I am trying to invert an interpolated function using scipy's interpolate function. Let's say I create an interpolated function,

import scipy.interpolate as interpolate
interpolatedfunction = interpolated.interp1d(xvariable,data,kind='cubic')

Is there some function that can find x when I specify a:

interpolatedfunction(x) == a

In other words, "I want my interpolated function to equal a; what is the value of xvariable such that my function is equal to a?"

I appreciate I can do this with some numerical scheme, but is there a more straightforward method? What if the interpolated function is multivalued in xvariable?

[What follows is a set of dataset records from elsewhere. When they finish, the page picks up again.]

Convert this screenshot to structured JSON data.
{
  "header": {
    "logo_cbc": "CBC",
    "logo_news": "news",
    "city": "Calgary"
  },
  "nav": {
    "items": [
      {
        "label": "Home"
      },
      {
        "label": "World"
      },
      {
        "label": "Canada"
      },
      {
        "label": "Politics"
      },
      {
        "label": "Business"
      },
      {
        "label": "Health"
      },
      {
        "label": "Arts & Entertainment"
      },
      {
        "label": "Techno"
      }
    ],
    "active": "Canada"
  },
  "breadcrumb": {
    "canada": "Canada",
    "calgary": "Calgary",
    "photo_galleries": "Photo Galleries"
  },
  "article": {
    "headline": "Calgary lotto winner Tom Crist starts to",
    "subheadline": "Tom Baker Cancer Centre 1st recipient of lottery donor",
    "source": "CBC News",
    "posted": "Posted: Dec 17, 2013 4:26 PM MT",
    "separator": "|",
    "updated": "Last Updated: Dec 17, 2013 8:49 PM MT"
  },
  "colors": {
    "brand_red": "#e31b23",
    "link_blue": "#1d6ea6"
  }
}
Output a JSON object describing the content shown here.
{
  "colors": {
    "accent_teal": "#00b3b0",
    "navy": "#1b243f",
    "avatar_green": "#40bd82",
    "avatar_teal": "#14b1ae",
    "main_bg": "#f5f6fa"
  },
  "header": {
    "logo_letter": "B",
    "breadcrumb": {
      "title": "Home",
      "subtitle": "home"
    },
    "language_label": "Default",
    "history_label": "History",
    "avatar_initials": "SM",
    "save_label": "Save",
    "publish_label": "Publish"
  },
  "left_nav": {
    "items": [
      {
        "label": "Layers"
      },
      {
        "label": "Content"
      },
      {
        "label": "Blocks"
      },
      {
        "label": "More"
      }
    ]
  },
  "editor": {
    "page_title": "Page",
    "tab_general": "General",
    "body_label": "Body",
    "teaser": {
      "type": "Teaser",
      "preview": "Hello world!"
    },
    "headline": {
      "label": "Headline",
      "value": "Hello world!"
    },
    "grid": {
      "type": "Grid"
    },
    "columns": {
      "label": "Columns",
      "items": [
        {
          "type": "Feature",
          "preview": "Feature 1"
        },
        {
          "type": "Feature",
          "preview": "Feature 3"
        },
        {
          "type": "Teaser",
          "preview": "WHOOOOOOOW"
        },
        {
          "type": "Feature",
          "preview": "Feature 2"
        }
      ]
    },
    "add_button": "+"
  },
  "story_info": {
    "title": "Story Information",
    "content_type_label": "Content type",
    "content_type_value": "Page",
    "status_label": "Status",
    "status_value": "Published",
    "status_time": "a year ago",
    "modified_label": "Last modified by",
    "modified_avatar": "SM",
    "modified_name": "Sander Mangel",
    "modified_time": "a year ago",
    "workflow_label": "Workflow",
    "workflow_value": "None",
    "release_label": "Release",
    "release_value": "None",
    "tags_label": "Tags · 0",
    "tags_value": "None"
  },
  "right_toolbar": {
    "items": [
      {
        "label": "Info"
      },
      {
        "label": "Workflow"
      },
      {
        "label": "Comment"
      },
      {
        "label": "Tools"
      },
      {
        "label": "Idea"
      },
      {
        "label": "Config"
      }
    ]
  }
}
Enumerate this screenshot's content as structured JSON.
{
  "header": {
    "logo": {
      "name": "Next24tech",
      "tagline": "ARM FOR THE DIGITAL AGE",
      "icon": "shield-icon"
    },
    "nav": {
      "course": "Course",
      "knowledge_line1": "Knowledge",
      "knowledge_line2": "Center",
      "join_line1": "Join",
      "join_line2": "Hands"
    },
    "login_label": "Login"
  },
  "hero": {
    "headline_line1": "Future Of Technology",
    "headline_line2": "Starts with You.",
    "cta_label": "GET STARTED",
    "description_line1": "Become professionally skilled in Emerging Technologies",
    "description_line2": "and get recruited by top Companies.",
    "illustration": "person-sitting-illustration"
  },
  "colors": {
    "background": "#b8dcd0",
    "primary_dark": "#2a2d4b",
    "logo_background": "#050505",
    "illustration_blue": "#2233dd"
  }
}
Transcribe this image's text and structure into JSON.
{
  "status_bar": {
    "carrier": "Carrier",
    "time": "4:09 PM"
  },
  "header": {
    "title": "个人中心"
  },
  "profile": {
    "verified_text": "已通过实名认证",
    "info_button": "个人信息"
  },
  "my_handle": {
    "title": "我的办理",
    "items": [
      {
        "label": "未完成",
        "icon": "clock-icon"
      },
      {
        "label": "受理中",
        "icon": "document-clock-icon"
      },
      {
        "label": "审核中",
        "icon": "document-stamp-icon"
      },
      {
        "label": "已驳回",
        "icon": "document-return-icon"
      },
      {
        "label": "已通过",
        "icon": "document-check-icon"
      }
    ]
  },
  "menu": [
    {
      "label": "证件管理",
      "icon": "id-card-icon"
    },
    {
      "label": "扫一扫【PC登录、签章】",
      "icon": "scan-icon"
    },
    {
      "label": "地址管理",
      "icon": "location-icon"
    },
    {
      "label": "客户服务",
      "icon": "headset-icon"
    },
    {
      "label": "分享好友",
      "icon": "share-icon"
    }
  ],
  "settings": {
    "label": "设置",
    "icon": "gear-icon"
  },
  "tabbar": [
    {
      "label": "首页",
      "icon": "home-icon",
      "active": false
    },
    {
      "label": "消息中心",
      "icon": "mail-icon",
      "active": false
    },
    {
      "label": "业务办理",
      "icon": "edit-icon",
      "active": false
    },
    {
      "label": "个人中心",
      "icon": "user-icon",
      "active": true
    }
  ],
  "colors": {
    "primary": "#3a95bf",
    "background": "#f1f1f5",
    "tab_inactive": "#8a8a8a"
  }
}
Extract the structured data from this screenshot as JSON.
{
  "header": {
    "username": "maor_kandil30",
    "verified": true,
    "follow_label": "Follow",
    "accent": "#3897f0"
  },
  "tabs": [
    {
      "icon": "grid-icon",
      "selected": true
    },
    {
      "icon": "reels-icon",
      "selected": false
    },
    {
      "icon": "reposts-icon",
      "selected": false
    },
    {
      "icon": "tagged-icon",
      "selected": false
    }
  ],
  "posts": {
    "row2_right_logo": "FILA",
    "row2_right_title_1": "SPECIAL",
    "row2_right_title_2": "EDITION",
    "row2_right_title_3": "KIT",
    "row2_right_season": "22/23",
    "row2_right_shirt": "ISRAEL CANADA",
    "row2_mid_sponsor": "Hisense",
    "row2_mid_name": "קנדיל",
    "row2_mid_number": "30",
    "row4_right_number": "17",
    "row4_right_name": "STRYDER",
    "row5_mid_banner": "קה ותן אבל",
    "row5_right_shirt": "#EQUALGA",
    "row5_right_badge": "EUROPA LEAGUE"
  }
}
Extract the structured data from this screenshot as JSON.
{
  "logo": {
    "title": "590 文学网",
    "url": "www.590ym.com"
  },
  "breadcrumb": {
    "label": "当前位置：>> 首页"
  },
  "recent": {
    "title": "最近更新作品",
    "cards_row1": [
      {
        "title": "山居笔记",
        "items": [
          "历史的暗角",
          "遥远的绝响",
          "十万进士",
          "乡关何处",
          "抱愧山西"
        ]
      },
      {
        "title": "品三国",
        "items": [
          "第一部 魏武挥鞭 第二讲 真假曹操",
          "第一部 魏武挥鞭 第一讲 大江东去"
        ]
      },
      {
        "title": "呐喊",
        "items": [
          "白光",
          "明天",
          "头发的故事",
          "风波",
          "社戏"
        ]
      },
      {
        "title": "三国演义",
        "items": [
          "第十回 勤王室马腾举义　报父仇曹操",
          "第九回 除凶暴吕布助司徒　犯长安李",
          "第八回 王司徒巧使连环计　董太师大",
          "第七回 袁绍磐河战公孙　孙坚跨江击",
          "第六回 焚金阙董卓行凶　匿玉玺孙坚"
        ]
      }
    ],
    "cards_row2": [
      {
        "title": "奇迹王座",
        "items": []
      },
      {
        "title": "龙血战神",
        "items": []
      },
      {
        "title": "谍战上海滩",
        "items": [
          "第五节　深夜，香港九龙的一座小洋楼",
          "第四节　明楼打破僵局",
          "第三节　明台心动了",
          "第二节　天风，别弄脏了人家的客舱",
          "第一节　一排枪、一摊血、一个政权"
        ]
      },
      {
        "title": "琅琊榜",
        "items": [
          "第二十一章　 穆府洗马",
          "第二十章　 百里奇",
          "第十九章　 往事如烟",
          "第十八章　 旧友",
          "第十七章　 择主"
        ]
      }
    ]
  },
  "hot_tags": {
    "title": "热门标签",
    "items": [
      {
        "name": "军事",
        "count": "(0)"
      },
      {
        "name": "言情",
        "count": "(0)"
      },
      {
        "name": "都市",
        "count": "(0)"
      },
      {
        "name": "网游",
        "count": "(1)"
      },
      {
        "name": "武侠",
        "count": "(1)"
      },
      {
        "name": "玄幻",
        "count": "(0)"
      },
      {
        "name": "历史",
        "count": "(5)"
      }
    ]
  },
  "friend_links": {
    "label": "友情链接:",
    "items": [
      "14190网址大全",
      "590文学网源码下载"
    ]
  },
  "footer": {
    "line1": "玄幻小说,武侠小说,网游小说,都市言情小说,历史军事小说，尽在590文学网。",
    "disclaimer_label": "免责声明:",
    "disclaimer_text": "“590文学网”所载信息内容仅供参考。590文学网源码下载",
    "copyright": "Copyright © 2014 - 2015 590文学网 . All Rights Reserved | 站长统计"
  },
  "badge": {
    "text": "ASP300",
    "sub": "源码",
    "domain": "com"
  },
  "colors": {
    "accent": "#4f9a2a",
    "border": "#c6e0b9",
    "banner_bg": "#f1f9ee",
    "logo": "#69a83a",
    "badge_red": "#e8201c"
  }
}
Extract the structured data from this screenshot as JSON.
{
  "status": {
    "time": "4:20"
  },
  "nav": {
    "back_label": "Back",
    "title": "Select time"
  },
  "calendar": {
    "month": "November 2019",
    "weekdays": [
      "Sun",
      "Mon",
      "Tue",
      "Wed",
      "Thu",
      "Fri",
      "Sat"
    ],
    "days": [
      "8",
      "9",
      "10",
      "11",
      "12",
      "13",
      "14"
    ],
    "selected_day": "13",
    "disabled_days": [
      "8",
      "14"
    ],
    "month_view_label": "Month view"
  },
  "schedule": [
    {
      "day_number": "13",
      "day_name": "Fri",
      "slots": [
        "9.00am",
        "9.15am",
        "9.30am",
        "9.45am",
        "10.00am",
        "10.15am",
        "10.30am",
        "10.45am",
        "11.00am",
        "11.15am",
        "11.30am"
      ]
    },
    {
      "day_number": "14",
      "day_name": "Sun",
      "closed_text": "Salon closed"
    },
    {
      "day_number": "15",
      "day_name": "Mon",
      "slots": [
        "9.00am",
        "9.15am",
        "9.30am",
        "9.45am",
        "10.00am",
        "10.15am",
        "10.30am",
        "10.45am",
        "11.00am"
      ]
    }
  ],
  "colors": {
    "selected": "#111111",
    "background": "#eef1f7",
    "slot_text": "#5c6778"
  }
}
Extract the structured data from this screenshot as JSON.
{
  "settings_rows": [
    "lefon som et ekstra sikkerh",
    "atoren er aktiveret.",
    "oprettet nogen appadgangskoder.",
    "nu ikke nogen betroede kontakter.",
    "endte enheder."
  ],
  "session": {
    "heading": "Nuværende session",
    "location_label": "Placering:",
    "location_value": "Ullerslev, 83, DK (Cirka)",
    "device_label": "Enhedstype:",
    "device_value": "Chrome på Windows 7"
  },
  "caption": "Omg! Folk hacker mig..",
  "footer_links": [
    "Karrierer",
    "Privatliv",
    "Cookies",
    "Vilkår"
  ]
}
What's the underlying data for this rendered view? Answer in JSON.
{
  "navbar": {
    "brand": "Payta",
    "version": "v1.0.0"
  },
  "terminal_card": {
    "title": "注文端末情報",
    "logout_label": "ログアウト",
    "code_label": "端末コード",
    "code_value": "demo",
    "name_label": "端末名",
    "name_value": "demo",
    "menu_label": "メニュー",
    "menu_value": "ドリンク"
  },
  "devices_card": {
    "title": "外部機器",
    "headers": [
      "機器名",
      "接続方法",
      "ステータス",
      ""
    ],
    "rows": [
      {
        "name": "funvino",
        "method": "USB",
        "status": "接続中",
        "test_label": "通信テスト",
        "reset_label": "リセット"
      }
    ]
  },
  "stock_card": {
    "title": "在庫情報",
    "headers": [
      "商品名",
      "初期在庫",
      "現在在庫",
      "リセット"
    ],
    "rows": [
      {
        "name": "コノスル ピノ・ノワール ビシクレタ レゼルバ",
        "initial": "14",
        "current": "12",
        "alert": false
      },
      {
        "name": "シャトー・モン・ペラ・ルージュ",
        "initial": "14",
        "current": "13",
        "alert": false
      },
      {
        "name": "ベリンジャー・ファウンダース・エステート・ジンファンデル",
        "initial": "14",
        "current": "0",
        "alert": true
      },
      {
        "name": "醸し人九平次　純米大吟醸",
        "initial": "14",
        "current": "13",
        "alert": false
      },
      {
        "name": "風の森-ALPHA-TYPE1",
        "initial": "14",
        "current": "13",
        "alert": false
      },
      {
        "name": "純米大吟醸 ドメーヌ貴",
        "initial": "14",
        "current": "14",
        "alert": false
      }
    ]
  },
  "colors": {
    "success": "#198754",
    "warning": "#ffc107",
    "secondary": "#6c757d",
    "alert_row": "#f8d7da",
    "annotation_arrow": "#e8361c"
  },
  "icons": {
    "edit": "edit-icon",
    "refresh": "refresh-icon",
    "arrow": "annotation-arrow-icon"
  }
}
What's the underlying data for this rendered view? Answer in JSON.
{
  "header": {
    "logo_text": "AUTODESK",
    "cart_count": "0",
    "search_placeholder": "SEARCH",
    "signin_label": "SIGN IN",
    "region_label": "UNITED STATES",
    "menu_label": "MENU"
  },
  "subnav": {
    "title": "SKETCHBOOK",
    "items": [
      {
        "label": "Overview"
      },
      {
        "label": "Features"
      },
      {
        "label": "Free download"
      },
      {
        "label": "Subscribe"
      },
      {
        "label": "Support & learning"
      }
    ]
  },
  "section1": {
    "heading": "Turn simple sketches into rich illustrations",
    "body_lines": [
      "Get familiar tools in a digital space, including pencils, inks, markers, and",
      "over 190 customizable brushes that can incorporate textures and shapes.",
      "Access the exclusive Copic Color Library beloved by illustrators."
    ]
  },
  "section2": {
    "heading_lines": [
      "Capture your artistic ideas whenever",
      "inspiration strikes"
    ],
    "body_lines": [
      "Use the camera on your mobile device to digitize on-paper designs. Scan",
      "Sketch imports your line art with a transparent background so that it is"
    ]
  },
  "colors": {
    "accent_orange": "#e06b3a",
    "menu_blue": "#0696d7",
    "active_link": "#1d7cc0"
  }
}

After creating an interpolated function interp_fn, you can find the value of x where interp_fn(x) == a by the roots of the function

interp_fn2 = lambda x: interp_fn(x) - a

There are number of options to find the roots in scipy.optimize. For instance, to use Newton's method with the initial value starting at 10:

from scipy import optimize

optimize.newton(interp_fn2, 10)

Actual example

Create an interpolated function and then find the roots where fn(x) == 5

import numpy as np
from scipy import interpolate, optimize

x = np.arange(10)
y = 1 + 6*np.arange(10) - np.arange(10)**2
y2 = 5*np.ones_like(x)
plt.scatter(x,y)
plt.plot(x,y)
plt.plot(x,y2,'k-')
plt.show()

# create the interpolated function, and then the offset
# function used to find the roots

interp_fn = interpolate.interp1d(x, y, 'quadratic')
interp_fn2 = lambda x: interp_fn(x)-5

# to find the roots, we need to supply a starting value
# because there are more than 1 root in our range, we need 
# to supply multiple starting values.  They should be 
# fairly close to the actual root

root1, root2 = optimize.newton(interp_fn2, 1), optimize.newton(interp_fn2, 5)

root1, root2
# returns:
(0.76393202250021064, 5.2360679774997898)